X_train, X_test, y_train, y_test = train_test_split(X, y, test_size=0.2, random_state=0)

## Train Multiple Linear Regression Model on Training Set

In [8]:
from sklearn.linear_model import LinearRegression

regressor = LinearRegression()
regressor.fit(X_train, y_train)

## Predict Test Set Results

In [9]:
y_pred = regressor.predict(X_test)

* Display numeric values with a precision of 2 decimal places
* Display the predicted and actual values (profit) side-by-side
* Concatenate the predicted and actual vectors
* `concatenate` function concatenates multiple arrays or vectors:
    * 1st argument
        * Expects a tuple of arrays/vectors to concatenate
        * Expects the same shape and size
        * Display the vector values vertically using the reshape function, length function to get the size for the rows, and hard code a value of 1 for the columns
    * 2nd argument
        * Expects the axis (0 = vertical or 1 = horizontal)

In [10]:
np.set_printoptions(precision=2)
print(np.concatenate((y_pred.reshape(len(y_pred), 1), y_test.reshape(len(y_test), 1)), 1))

[[103015.2  103282.38]
 [132582.28 144259.4 ]
 [132447.74 146121.95]
 [ 71976.1   77798.83]
 [178537.48 191050.39]
 [116161.24 105008.31]
 [ 67851.69  81229.06]
 [ 98791.73  97483.56]
 [113969.44 110352.25]
 [167921.07 166187.94]]


## Make Single Prediction

### Example: The profit of a startup with R&D Spend = 160000, Administration Spend = 130000, Marketing Spend = 300000 and State = California

In [11]:
print(regressor.predict([[1, 0, 0, 160000, 130000, 300000]]))

[181566.92]


Therefore, our model predicts that the profit of a Californian startup which spent 160000 in R&D, 130000 in Administration, and 300000 in Marketing is $181,566.92.

**Important Note 1:** Notice that the values of the features were all input in a double pair of square brackets.
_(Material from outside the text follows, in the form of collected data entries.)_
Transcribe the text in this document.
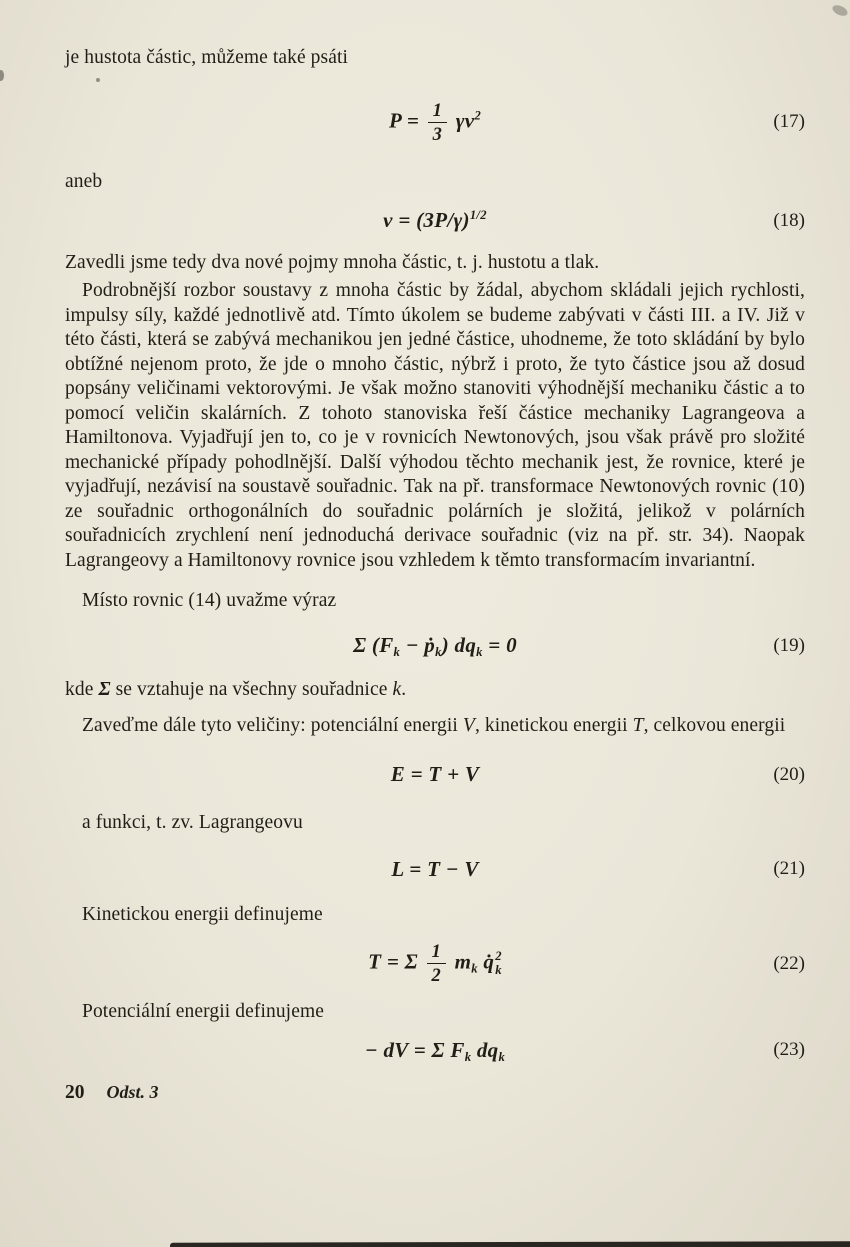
je hustota částic, můžeme také psáti

$P = \frac{1}{3} \gamma v^2$	(17)

aneb

$v = (3P/\gamma)^{1/2}$	(18)

Zavedli jsme tedy dva nové pojmy mnoha částic, t. j. hustotu a tlak.

Podrobnější rozbor soustavy z mnoha částic by žádal, abychom skládali jejich rychlosti, impulsy síly, každé jednotlivě atd. Tímto úkolem se budeme zabývati v části III. a IV. Již v této části, která se zabývá mechanikou jen jedné částice, uhodneme, že toto skládání by bylo obtížné nejenom proto, že jde o mnoho částic, nýbrž i proto, že tyto částice jsou až dosud popsány veličinami vektorovými. Je však možno stanoviti výhodnější mechaniku částic a to pomocí veličin skalárních. Z tohoto stanoviska řeší částice mechaniky Lagrangeova a Hamiltonova. Vyjadřují jen to, co je v rovnicích Newtonových, jsou však právě pro složité mechanické případy pohodlnější. Další výhodou těchto mechanik jest, že rovnice, které je vyjadřují, nezávisí na soustavě souřadnic. Tak na př. transformace Newtonových rovnic (10) ze souřadnic orthogonálních do souřadnic polárních je složitá, jelikož v polárních souřadnicích zrychlení není jednoduchá derivace souřadnic (viz na př. str. 34). Naopak Lagrangeovy a Hamiltonovy rovnice jsou vzhledem k těmto transformacím invariantní.

Místo rovnic (14) uvažme výraz

Σ ($F_k$ − ṗ$_k$) $dq_k = 0$	(19)

kde Σ se vztahuje na všechny souřadnice k.

Zaveďme dále tyto veličiny: potenciální energii V, kinetickou energii T, celkovou energii

E = T + V	(20)

a funkci, t. zv. Lagrangeovu

L = T − V	(21)

Kinetickou energii definujeme

T = Σ $\frac{1}{2} m_k$ q̇ 2
k	(22)

Potenciální energii definujeme

− dV = Σ $F_k$ $dq_k$	(23)
20 Odst. 3
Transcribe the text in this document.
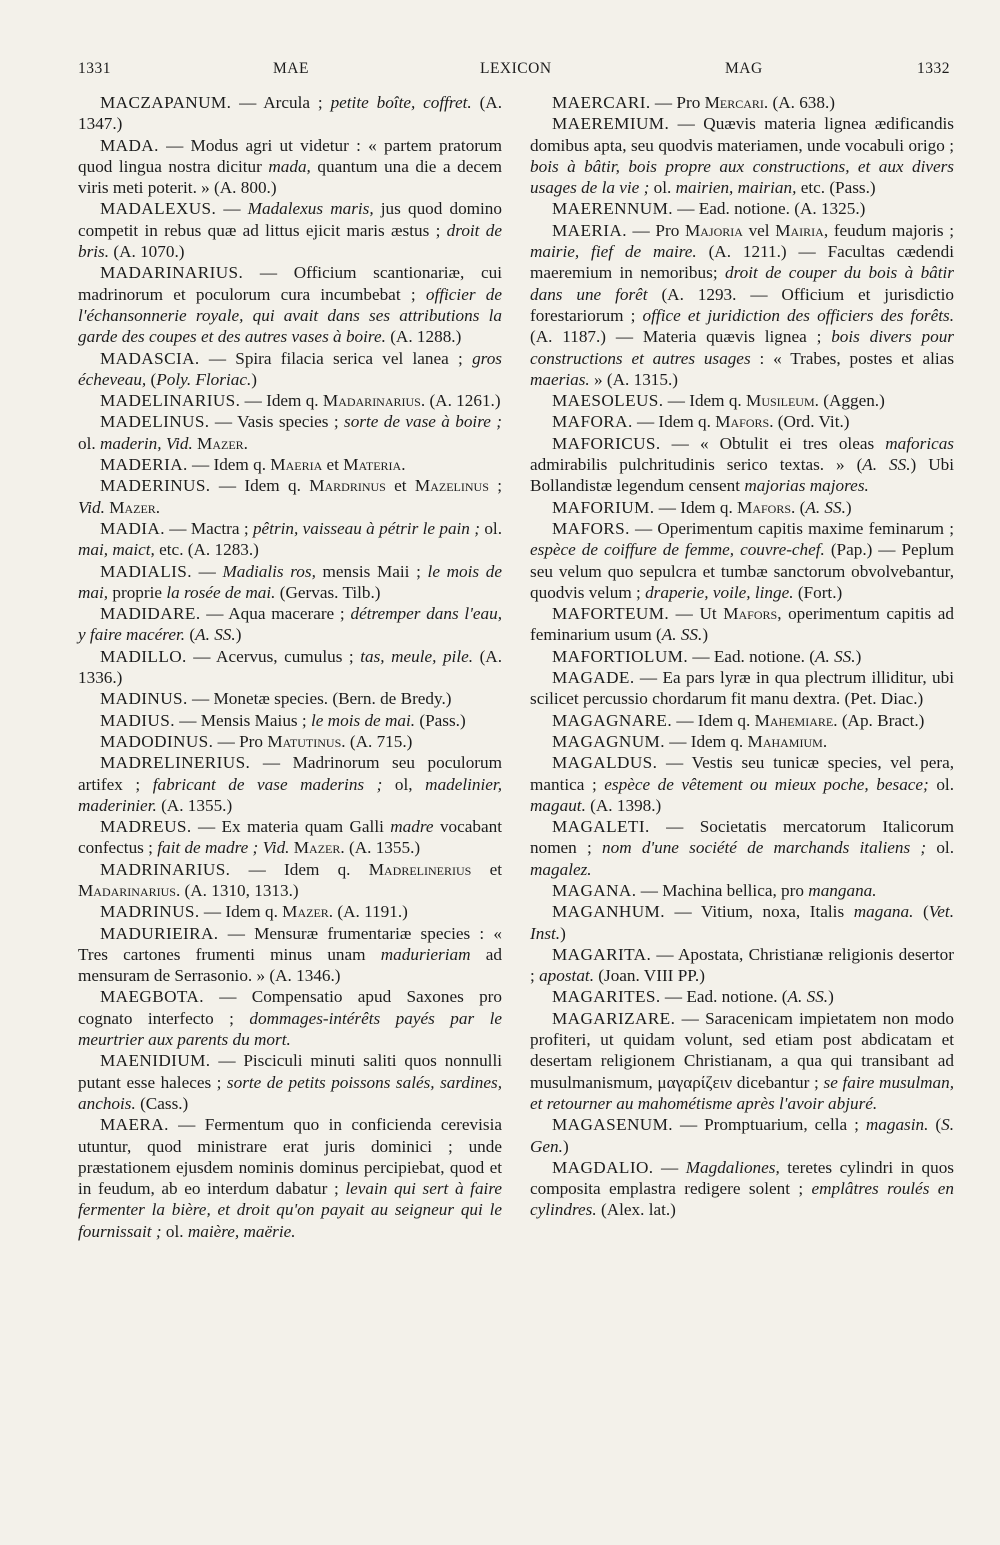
1331	MAE	LEXICON	MAG	1332

MACZAPANUM. — Arcula ; petite boîte, coffret. (A. 1347.)

MADA. — Modus agri ut videtur : « partem pratorum quod lingua nostra dicitur mada, quantum una die a decem viris meti poterit. » (A. 800.)

MADALEXUS. — Madalexus maris, jus quod domino competit in rebus quæ ad littus ejicit maris æstus ; droit de bris. (A. 1070.)

MADARINARIUS. — Officium scantionariæ, cui madrinorum et poculorum cura incumbebat ; officier de l'échansonnerie royale, qui avait dans ses attributions la garde des coupes et des autres vases à boire. (A. 1288.)

MADASCIA. — Spira filacia serica vel lanea ; gros écheveau, (Poly. Floriac.)

MADELINARIUS. — Idem q. Madarinarius. (A. 1261.)

MADELINUS. — Vasis species ; sorte de vase à boire ; ol. maderin, Vid. Mazer.

MADERIA. — Idem q. Maeria et Materia.

MADERINUS. — Idem q. Mardrinus et Mazelinus ; Vid. Mazer.

MADIA. — Mactra ; pêtrin, vaisseau à pétrir le pain ; ol. mai, maict, etc. (A. 1283.)

MADIALIS. — Madialis ros, mensis Maii ; le mois de mai, proprie la rosée de mai. (Gervas. Tilb.)

MADIDARE. — Aqua macerare ; détremper dans l'eau, y faire macérer. (A. SS.)

MADILLO. — Acervus, cumulus ; tas, meule, pile. (A. 1336.)

MADINUS. — Monetæ species. (Bern. de Bredy.)

MADIUS. — Mensis Maius ; le mois de mai. (Pass.)

MADODINUS. — Pro Matutinus. (A. 715.)

MADRELINERIUS. — Madrinorum seu poculorum artifex ; fabricant de vase maderins ; ol, madelinier, maderinier. (A. 1355.)

MADREUS. — Ex materia quam Galli madre vocabant confectus ; fait de madre ; Vid. Mazer. (A. 1355.)

MADRINARIUS. — Idem q. Madrelinerius et Madarinarius. (A. 1310, 1313.)

MADRINUS. — Idem q. Mazer. (A. 1191.)

MADURIEIRA. — Mensuræ frumentariæ species : « Tres cartones frumenti minus unam madurieriam ad mensuram de Serrasonio. » (A. 1346.)

MAEGBOTA. — Compensatio apud Saxones pro cognato interfecto ; dommages-intérêts payés par le meurtrier aux parents du mort.

MAENIDIUM. — Pisciculi minuti saliti quos nonnulli putant esse haleces ; sorte de petits poissons salés, sardines, anchois. (Cass.)

MAERA. — Fermentum quo in conficienda cerevisia utuntur, quod ministrare erat juris dominici ; unde præstationem ejusdem nominis dominus percipiebat, quod et in feudum, ab eo interdum dabatur ; levain qui sert à faire fermenter la bière, et droit qu'on payait au seigneur qui le fournissait ; ol. maière, maërie.

MAERCARI. — Pro Mercari. (A. 638.)

MAEREMIUM. — Quævis materia lignea ædificandis domibus apta, seu quodvis materiamen, unde vocabuli origo ; bois à bâtir, bois propre aux constructions, et aux divers usages de la vie ; ol. mairien, mairian, etc. (Pass.)

MAERENNUM. — Ead. notione. (A. 1325.)

MAERIA. — Pro Majoria vel Mairia, feudum majoris ; mairie, fief de maire. (A. 1211.) — Facultas cædendi maeremium in nemoribus; droit de couper du bois à bâtir dans une forêt (A. 1293. — Officium et jurisdictio forestariorum ; office et juridiction des officiers des forêts. (A. 1187.) — Materia quævis lignea ; bois divers pour constructions et autres usages : « Trabes, postes et alias maerias. » (A. 1315.)

MAESOLEUS. — Idem q. Musileum. (Aggen.)

MAFORA. — Idem q. Mafors. (Ord. Vit.)

MAFORICUS. — « Obtulit ei tres oleas maforicas admirabilis pulchritudinis serico textas. » (A. SS.) Ubi Bollandistæ legendum censent majorias majores.

MAFORIUM. — Idem q. Mafors. (A. SS.)

MAFORS. — Operimentum capitis maxime feminarum ; espèce de coiffure de femme, couvre-chef. (Pap.) — Peplum seu velum quo sepulcra et tumbæ sanctorum obvolvebantur, quodvis velum ; draperie, voile, linge. (Fort.)

MAFORTEUM. — Ut Mafors, operimentum capitis ad feminarium usum (A. SS.)

MAFORTIOLUM. — Ead. notione. (A. SS.)

MAGADE. — Ea pars lyræ in qua plectrum illiditur, ubi scilicet percussio chordarum fit manu dextra. (Pet. Diac.)

MAGAGNARE. — Idem q. Mahemiare. (Ap. Bract.)

MAGAGNUM. — Idem q. Mahamium.

MAGALDUS. — Vestis seu tunicæ species, vel pera, mantica ; espèce de vêtement ou mieux poche, besace; ol. magaut. (A. 1398.)

MAGALETI. — Societatis mercatorum Italicorum nomen ; nom d'une société de marchands italiens ; ol. magalez.

MAGANA. — Machina bellica, pro mangana.

MAGANHUM. — Vitium, noxa, Italis magana. (Vet. Inst.)

MAGARITA. — Apostata, Christianæ religionis desertor ; apostat. (Joan. VIII PP.)

MAGARITES. — Ead. notione. (A. SS.)

MAGARIZARE. — Saracenicam impietatem non modo profiteri, ut quidam volunt, sed etiam post abdicatam et desertam religionem Christianam, a qua qui transibant ad musulmanismum, μαγαρίζειν dicebantur ; se faire musulman, et retourner au mahométisme après l'avoir abjuré.

MAGASENUM. — Promptuarium, cella ; magasin. (S. Gen.)

MAGDALIO. — Magdaliones, teretes cylindri in quos composita emplastra redigere solent ; emplâtres roulés en cylindres. (Alex. lat.)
That's because the `predict` method always expects a 2D array as the format of its inputs. And putting our values into a double pair of square brackets makes the input exactly a 2D array.

Simply put:

$1, 0, 0, 160000, 130000, 300000 \rightarrow \textrm{scalars}$

$[1, 0, 0, 160000, 130000, 300000] \rightarrow \textrm{1D array}$

$[[1, 0, 0, 160000, 130000, 300000]] \rightarrow \textrm{2D array}$

**Important Note 2:** Notice also that the "California" state was not input as a string in the last column but as "1, 0, 0" in the first three columns. That's because of course the predict method expects the one-hot-encoded values of the state, and as we see in the second row of the matrix of features `X`, "California" was encoded as "1, 0, 0". Be careful to include these values in the first three columns, not the last three ones, because the dummy variables are always created in the first columns.

## Get Final Linear Regression Equation with Values of Coefficients

In [12]:
np.set_printoptions(precision=4, suppress=True)
print(np.array(regressor.coef_))
print(regressor.intercept_)

[  86.6384 -872.6458  786.0074    0.7735    0.0329    0.0366]
42467.52924857642


Therefore, the equation of our multiple linear regression model is:

$$\textrm{Profit} = 86.6 \times \textrm{Dummy State 1} - 873 \times \textrm{Dummy State 2} + 786 \times \textrm{Dummy State 3} + 0.773 \times \textrm{R and D Spend} + 0.0329 \times \textrm{Administration} + 0.0366 \times \textrm{Marketing Spend} + 42467.53$$

**Important Note:** To get these coefficients, we called the `coef_` and `intercept_` attributes from our regressor object. Attributes in Python are different than methods and usually return a simple value or an array of values.